Tale unità nella diversità la possiamo vivere fin da oggi. Ma lo faremo in modo credibile solo se non ci fermeremo là, accontentandoci di vivere pacificamente gli uni accanto agli altro, ma se ci metteremo insieme in cammino per ritrovare l’unità perduta della Chiesa. Il Pontificio Consiglio per la Promozione dell’Unità dei Cristiani è stato mosso da questa preoccupazione sin dall’inizio. Il suo 60mo anniversario è soprattutto un’occasione di ringraziamento: un ringraziamento rivolto a tutti coloro che hanno lavorato nel Pontificio Consiglio in questi lunghi anni e che hanno dedicato il loro tempo, il loro pensiero e soprattutto la loro vita al servizio dell’unità dei cristiani. Ringraziamo tutti i consultori e i membri delle varie Commissioni che cercano di studiare in una luce nuova e di superare le cause di molte divisioni. Ringraziamo tutti i Pontefici che si sono susseguiti, durante e dopo il Concilio Vaticano Secondo, ognuno dei quali ha avuto un cuore aperto alla causa ecumenica e nel cui mandato ci è concesso lavorare.
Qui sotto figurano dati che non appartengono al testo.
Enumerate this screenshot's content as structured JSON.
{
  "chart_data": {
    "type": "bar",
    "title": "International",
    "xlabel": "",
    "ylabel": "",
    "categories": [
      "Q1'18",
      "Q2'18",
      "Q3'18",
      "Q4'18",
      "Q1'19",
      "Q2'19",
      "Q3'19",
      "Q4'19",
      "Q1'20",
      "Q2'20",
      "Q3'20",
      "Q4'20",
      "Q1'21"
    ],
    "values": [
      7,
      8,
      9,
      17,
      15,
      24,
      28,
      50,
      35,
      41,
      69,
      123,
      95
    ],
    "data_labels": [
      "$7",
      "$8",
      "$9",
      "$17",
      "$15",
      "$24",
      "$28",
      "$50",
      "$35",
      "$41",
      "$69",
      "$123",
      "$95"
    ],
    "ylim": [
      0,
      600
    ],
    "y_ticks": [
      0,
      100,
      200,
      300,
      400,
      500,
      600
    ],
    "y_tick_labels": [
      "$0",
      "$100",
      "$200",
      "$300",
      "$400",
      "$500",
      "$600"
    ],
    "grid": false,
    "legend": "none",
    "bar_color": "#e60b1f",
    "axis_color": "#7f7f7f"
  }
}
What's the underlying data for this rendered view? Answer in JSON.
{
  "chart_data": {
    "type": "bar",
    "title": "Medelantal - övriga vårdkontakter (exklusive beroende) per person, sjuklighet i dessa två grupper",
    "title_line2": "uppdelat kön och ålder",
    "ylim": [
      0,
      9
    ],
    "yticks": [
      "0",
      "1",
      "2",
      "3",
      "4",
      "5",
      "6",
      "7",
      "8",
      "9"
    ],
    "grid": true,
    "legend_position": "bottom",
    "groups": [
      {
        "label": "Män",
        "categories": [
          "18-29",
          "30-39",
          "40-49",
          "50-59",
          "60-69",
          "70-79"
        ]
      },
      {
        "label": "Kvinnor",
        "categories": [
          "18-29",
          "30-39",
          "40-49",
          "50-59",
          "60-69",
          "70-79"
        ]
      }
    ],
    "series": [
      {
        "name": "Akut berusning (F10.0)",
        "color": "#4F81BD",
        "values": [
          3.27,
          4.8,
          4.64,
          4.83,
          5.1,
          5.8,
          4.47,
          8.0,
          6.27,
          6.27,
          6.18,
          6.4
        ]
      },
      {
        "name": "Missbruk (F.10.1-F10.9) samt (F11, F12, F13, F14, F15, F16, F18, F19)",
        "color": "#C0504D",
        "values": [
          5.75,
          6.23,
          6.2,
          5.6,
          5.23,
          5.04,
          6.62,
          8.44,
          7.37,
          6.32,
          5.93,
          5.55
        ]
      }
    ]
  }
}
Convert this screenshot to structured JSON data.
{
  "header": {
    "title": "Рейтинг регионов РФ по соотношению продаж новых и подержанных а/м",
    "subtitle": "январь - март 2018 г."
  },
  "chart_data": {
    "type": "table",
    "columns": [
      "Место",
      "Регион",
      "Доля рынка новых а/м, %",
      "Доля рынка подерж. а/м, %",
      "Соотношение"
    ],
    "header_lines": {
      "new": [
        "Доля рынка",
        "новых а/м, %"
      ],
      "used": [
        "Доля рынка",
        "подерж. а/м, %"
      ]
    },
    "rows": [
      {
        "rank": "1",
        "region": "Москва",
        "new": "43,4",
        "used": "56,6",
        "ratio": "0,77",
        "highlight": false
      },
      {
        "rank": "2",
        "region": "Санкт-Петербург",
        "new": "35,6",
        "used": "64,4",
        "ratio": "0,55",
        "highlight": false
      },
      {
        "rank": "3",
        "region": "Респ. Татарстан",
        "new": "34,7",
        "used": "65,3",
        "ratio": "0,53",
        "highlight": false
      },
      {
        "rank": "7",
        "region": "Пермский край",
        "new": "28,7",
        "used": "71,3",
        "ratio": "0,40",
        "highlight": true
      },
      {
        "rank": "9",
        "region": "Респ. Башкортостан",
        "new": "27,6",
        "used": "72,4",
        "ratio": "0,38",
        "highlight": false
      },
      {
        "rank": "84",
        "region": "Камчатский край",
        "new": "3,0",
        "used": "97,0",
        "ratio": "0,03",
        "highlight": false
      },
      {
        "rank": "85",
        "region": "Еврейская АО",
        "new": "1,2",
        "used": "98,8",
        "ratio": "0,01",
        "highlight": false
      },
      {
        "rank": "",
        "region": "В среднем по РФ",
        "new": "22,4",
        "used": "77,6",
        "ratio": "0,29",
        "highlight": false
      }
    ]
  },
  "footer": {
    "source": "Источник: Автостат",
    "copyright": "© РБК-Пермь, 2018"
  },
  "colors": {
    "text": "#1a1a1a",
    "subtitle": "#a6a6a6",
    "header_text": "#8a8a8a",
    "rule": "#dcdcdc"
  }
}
Ringraziamo lo Spirito Santo che muove i cuori, affinché si possano aprire alla volontà di Gesù Cristo: che tutti siano una cosa sola. Ora possiamo convogliare tutta la nostra gratitudine in quella grande celebrazione di resa di grazie che è la Santa Eucaristia, in cui ci è già stata data quell’unità così vividamente ritratta nella lettura odierna: “Un solo corpo e un solo spirito, come una sola è la speranza alla quale siete stati chiamati, quella della vostra vocazione; un solo Signore, una sola fede, un solo battesimo. Un solo Dio e Padre di tutti, che è al di sopra di tutti, opera per mezzo di tutti ed è presente in tutti.” Amen.

 

[1] Omelia durante la celebrazione eucaristica in occasione del 60.mo annivesario dell’istituzione del Pontificio Consiglio per la Promozione dell’Unità dei Cristiani nella Cappella del Governatorato il 5 giugno 2020.

[2]  Francesco, Omelia nella Cattedrale cattolica dello Spirito Santo a Istanbul, il 29 novembre 2014.

[3]  Lumen gentium, n. 4.

[4]  Benedetto XVI, Omelia per la celebrazione dei Vespri a conclusione della Settimana di Preghiera per l’Unità dei Cristiani, il 25 gennaio 2006.

[5]  Francesco, Evangelii gaudium, n. 246.